# Carlos Arroyo



## plop (Mar 17, 2004)

Does Carlos Arroyo have any chance of being drafted in the expansion draft by the Bobcats??? ( I hate the name it makes me sick:sour: :uhoh:  ).


----------



## Turkish Delight (Mar 17, 2004)

He's a keeper for the Jazz..


----------



## butr (Mar 23, 2004)

> Originally posted by <b>jcintosun911</b>!
> He's a keeper for the Jazz..


An FA.


----------



## MJG (Jun 29, 2003)

Three possibilities, depending on his contract status:

1. He's a FA, Utah can't protect him, Charlotte can't pick him.

2. He's signed for next year, Utah protects him, Charlotte can't pick him.

3. He's signed for next year, Utah doesn't protect, Charlotte takes him (without a doubt).


----------



## Sánchez AF (Aug 10, 2003)

HE'S F.A. SO NO

he's a great role player


----------



## Jockrider (Jun 25, 2003)

He is a RFA


----------



## RetroDreams (Jun 9, 2002)

> Originally posted by <b>Jockrider</b>!
> He is a RFA


No, he is an unrestricted free agent according to everything I've read therefore he will not be eligible to be selected by the Bobcats.


----------



## JazzMan (Feb 26, 2003)

> Originally posted by <b>RetroDreams</b>!
> 
> 
> No, he is an unrestricted free agent according to everything I've read therefore he will not be eligible to be selected by the Bobcats.


I thought he was unrestricted until I read something the other day. I think it was in the Salt Lake Tribune, and they said he was restricted. Who knows which is right??


----------



## Storyteller (Dec 31, 2002)

> Originally posted by <b>JazzMan</b>!
> 
> 
> I thought he was unrestricted until I read something the other day.
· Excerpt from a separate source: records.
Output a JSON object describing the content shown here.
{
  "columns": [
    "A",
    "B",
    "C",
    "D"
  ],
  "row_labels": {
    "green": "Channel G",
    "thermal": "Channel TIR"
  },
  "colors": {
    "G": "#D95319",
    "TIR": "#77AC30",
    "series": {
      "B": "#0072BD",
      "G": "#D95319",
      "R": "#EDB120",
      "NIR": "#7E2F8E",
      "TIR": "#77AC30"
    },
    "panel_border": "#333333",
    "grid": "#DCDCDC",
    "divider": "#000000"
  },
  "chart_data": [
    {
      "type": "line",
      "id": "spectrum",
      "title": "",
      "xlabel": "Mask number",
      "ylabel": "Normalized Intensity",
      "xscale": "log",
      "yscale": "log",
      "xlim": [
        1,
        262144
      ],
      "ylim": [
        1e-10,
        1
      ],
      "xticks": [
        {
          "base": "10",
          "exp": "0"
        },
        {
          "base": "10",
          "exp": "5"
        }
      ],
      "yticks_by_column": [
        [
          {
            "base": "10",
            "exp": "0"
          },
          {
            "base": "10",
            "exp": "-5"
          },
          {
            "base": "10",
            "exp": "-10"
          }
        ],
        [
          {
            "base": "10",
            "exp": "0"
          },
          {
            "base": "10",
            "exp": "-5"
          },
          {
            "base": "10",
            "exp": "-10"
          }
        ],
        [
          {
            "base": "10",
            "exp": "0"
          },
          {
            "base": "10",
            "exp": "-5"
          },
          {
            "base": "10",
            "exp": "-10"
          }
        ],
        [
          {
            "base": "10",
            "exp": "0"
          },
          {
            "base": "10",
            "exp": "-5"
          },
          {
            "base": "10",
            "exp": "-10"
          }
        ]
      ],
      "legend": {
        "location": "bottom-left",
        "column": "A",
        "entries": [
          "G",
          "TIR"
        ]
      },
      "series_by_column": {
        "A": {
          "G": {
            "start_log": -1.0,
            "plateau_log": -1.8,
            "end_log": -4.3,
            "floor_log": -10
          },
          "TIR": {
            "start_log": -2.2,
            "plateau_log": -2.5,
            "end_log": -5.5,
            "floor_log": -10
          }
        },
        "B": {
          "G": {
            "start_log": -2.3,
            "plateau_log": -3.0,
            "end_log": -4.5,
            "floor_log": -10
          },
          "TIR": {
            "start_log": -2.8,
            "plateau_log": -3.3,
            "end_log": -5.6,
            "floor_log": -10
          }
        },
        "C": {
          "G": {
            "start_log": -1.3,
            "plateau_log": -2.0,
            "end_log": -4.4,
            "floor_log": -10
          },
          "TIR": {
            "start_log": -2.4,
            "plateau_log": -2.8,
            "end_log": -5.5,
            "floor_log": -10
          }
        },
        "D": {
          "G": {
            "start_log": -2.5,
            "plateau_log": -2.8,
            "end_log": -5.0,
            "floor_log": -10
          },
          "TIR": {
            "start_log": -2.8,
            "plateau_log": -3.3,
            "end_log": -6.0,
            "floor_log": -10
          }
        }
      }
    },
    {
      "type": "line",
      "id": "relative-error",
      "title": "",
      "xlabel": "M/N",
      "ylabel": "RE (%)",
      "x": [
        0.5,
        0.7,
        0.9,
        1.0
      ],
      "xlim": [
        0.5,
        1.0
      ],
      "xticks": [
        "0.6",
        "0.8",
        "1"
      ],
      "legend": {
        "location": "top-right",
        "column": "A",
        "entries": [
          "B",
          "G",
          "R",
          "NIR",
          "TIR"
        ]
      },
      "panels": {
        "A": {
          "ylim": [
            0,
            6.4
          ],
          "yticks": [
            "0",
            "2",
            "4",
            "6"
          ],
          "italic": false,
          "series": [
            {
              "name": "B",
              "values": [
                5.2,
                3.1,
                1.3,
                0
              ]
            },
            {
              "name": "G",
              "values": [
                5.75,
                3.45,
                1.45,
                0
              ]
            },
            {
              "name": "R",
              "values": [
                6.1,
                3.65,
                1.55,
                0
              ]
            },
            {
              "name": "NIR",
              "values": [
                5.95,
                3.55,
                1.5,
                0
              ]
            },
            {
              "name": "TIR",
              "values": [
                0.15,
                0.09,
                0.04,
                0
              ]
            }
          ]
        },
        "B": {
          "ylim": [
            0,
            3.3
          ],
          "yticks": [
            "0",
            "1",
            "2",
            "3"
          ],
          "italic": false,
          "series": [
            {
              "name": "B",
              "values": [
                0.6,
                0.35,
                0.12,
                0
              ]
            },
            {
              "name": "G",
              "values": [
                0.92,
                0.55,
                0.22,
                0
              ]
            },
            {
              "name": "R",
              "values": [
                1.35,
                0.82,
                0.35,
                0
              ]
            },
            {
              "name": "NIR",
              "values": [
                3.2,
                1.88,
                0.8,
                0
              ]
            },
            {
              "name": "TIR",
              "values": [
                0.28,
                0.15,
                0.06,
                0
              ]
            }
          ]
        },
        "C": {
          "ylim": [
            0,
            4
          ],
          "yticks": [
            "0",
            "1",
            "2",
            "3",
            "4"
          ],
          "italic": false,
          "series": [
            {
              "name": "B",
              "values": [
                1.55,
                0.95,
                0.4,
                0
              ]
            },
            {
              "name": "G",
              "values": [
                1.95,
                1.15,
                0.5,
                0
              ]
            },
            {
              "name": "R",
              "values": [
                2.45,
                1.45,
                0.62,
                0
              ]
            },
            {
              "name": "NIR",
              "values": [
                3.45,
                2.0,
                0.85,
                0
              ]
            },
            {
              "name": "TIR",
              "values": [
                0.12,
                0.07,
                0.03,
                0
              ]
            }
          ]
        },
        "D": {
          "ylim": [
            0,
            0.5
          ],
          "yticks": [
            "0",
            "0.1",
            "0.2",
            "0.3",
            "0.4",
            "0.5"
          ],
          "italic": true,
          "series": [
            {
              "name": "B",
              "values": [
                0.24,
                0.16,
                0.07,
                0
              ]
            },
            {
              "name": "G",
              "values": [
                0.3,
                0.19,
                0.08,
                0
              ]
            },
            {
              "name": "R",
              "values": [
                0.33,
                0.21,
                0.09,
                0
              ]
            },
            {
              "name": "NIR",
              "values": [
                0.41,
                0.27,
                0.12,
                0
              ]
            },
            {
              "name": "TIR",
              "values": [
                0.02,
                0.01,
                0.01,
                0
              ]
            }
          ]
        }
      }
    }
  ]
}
I think it was in the Salt Lake Tribune, and they said he was restricted. Who knows which is right??


Any player with 3 years or less of service can be given a qualifying offer and become a restricted FA.

Arroyo has played 3 years, so he fits into this category. I believe that the expansion draft considers him a RFA.


----------



## Rednecksbasketball (Dec 18, 2003)

If the Jazz make him a quailfing Offer before June 30th(I think thats the date, it might have changed from last year), then he is a restricted free agent. the Jazz can protect a restricted free agent. if they leave him unprotected, and he is drafted by the bobcats, he becomes an unrestricted free agent, and may sign with any team except the Jazz.


----------